Presiden Joko Widodo (Jokowi) diminta meninjau ulang keberadaan Badan Riset dan Inovasi Nasional (BRIN) lantaran pendekatan sentralistis sulit berhasil. Dicontohkan dengan yang telah dilakukan dan dihasilkan BRIN.
"BRIN yang diharapkan dapat mensinergikan kelembagaan riset dan teknologi, yang berujung pada peningkatan kinerja invensi dan inovasi, ternyata sampai hari ini belum menghasilkan apa-apa," kata anggota Komisi VII DPR, Mulyanto, Jumat (10/2).
BRIN dibentuk dengan meleburkan sejumlah lembaga ilmu pengetahuan dan teknologi yang ada, termasuk badan penelitian dan pengembangan (litbang) kementerian, sejak 2 tahun lalu. Namun, kebijakan tersebut menuai polemik.
Alih-alih proses konsolidasi yang menyeluruh, ungkap Mulyanto, yang terjadi justru transisi tanpa akhir.

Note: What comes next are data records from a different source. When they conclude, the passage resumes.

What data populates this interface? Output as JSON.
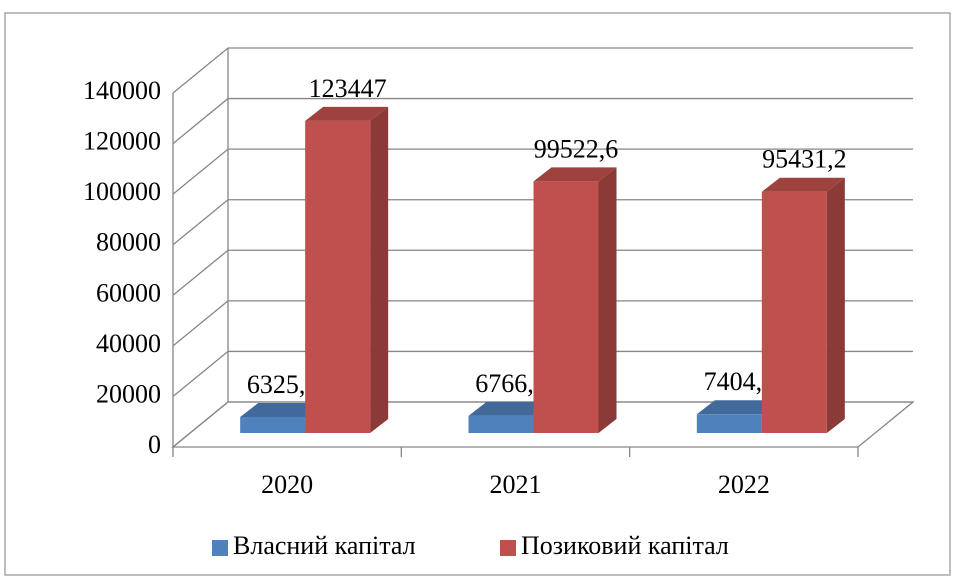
{
  "chart_data": {
    "type": "bar3d",
    "categories": [
      "2020",
      "2021",
      "2022"
    ],
    "series": [
      {
        "name": "Власний капітал",
        "color": "#4f81bd",
        "values": [
          6325.6,
          6766.9,
          7404.1
        ],
        "value_labels": [
          "6325,6",
          "6766,9",
          "7404,1"
        ]
      },
      {
        "name": "Позиковий капітал",
        "color": "#c0504d",
        "values": [
          123447,
          99522.6,
          95431.2
        ],
        "value_labels": [
          "123447",
          "99522,6",
          "95431,2"
        ]
      }
    ],
    "ylim": [
      0,
      140000
    ],
    "yticks": [
      0,
      20000,
      40000,
      60000,
      80000,
      100000,
      120000,
      140000
    ],
    "grid": true,
    "legend": "bottom"
  }
}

Misalnya, sumber daya manusia (SDM), organisasi, pendanaan dan anggaran riset, perencanaan program, peralatan dan ruang laboratorium, infrastruktur riset, aset, hingga kursi dan ruang kerja.

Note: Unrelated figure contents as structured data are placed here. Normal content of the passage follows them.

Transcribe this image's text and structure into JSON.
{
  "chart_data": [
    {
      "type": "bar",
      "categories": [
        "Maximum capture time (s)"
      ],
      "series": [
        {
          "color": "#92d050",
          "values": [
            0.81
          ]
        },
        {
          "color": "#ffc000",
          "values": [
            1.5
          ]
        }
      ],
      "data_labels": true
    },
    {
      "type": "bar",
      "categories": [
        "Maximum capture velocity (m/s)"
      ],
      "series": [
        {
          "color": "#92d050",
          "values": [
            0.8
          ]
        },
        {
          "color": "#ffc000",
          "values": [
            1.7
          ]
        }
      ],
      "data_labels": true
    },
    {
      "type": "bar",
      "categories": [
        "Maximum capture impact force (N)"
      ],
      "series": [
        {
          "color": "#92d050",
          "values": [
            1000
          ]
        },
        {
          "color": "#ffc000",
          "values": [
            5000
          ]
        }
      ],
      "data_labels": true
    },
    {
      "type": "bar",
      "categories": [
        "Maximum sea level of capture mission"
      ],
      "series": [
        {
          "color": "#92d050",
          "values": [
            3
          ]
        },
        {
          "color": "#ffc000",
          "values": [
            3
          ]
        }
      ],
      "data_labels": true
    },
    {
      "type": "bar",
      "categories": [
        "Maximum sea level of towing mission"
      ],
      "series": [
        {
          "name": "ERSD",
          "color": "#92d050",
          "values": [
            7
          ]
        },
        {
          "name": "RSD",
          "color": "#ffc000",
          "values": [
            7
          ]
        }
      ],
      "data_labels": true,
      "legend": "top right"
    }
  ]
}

"Ini disebabkan karena sejak awal proses pembentukan kelembagaan BRIN bertele-tele, menuai kontroversi, penuh risiko, menimbulkan banyak korban, dan inkonstitusional," tutur politikus Partai Keadilan Sejahtera (PKS) itu.

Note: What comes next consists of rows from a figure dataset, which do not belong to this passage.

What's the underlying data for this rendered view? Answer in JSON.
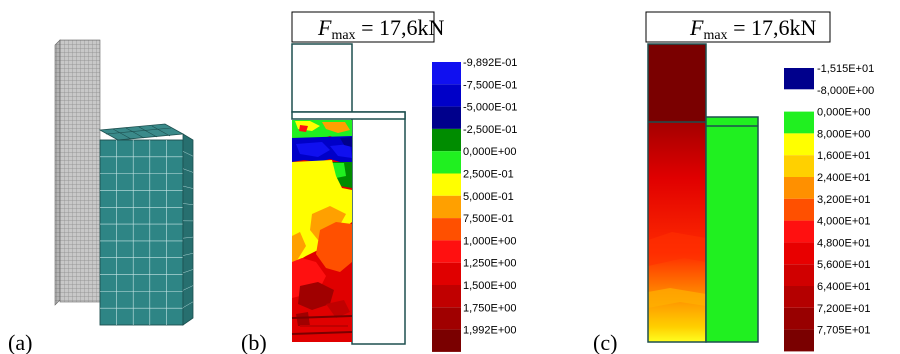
{
  "panels": {
    "a": {
      "label": "(a)"
    },
    "b": {
      "label": "(b)",
      "force_box": {
        "symbol": "F",
        "subscript": "max",
        "value": " = 17,6kN"
      },
      "legend": [
        {
          "label": "-9,892E-01",
          "color": "#1010f0"
        },
        {
          "label": "-7,500E-01",
          "color": "#0000c8"
        },
        {
          "label": "-5,000E-01",
          "color": "#00008c"
        },
        {
          "label": "-2,500E-01",
          "color": "#008c00"
        },
        {
          "label": "0,000E+00",
          "color": "#20f020"
        },
        {
          "label": "2,500E-01",
          "color": "#ffff00"
        },
        {
          "label": "5,000E-01",
          "color": "#ffa000"
        },
        {
          "label": "7,500E-01",
          "color": "#ff5000"
        },
        {
          "label": "1,000E+00",
          "color": "#ff1010"
        },
        {
          "label": "1,250E+00",
          "color": "#e00000"
        },
        {
          "label": "1,500E+00",
          "color": "#c00000"
        },
        {
          "label": "1,750E+00",
          "color": "#a00000"
        },
        {
          "label": "1,992E+00",
          "color": "#7a0000"
        }
      ]
    },
    "c": {
      "label": "(c)",
      "force_box": {
        "symbol": "F",
        "subscript": "max",
        "value": " = 17,6kN"
      },
      "legend": [
        {
          "label": "-1,515E+01",
          "color": "#00008c"
        },
        {
          "label": "-8,000E+00",
          "color": "#ffffff"
        },
        {
          "label": "0,000E+00",
          "color": "#20f020"
        },
        {
          "label": "8,000E+00",
          "color": "#ffff00"
        },
        {
          "label": "1,600E+01",
          "color": "#ffd000"
        },
        {
          "label": "2,400E+01",
          "color": "#ff9000"
        },
        {
          "label": "3,200E+01",
          "color": "#ff5000"
        },
        {
          "label": "4,000E+01",
          "color": "#ff1010"
        },
        {
          "label": "4,800E+01",
          "color": "#e80000"
        },
        {
          "label": "5,600E+01",
          "color": "#d00000"
        },
        {
          "label": "6,400E+01",
          "color": "#b40000"
        },
        {
          "label": "7,200E+01",
          "color": "#980000"
        },
        {
          "label": "7,705E+01",
          "color": "#7a0000"
        }
      ]
    }
  }
}
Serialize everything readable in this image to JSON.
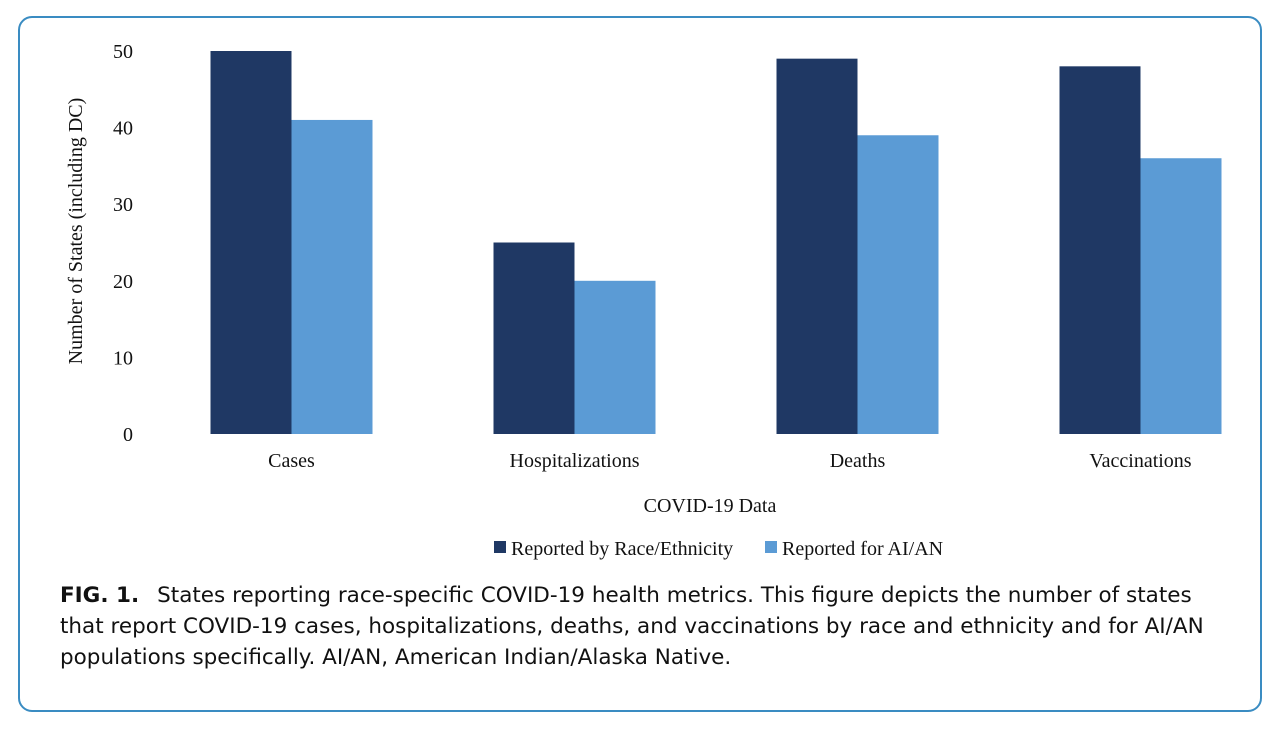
{
  "chart_data": {
    "type": "bar",
    "title": "",
    "xlabel": "COVID-19 Data",
    "ylabel": "Number of States (including DC)",
    "categories": [
      "Cases",
      "Hospitalizations",
      "Deaths",
      "Vaccinations"
    ],
    "series": [
      {
        "name": "Reported by Race/Ethnicity",
        "values": [
          50,
          25,
          49,
          48
        ],
        "color": "#1f3864"
      },
      {
        "name": "Reported for AI/AN",
        "values": [
          41,
          20,
          39,
          36
        ],
        "color": "#5b9bd5"
      }
    ],
    "ylim": [
      0,
      50
    ],
    "yticks": [
      0,
      10,
      20,
      30,
      40,
      50
    ],
    "grid": false,
    "legend_position": "bottom-center"
  },
  "caption": {
    "label": "FIG. 1.",
    "text": "States reporting race-specific COVID-19 health metrics. This figure depicts the number of states that report COVID-19 cases, hospitalizations, deaths, and vaccinations by race and ethnicity and for AI/AN populations specifically. AI/AN, American Indian/Alaska Native."
  },
  "colors": {
    "border": "#3a8cc2"
  }
}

Mulyanto lantas meminta Presiden Jokowi dan Ketua Dewan Pengarah BRIN, Megawati Soekarnoputri, segera bersikap. Apalagi, penggabungan lembaga riset menelan korban yang tidak sedikit dan mengancam kegiatan riset nasional.
"Kita dengar kisah tragis ratusan tenaga terampil dari kapal Baruna Jaya yang sesaat bersandar usai misi pelayaran langsung di-PHK. Begitu juga para ahli yang tengah mengembangkan vaksin Covid-19 di LBM Eijkman diberhentikan dan laboratoriumnya dipindah paksa. Laboratorium LAPAN di Pasuruan, Jawa Timur, ditutup. Maka, tak kurang menuai protes NASA," ungkapnya.
Mulyanto menambahkan, Indonesia terancam kekurangan peneliti dan periset apabila masalah ini dibiarkan berlarut-larut. "Mau sampai kapan pemerintah membiarkan peristiwa ini terjadi?"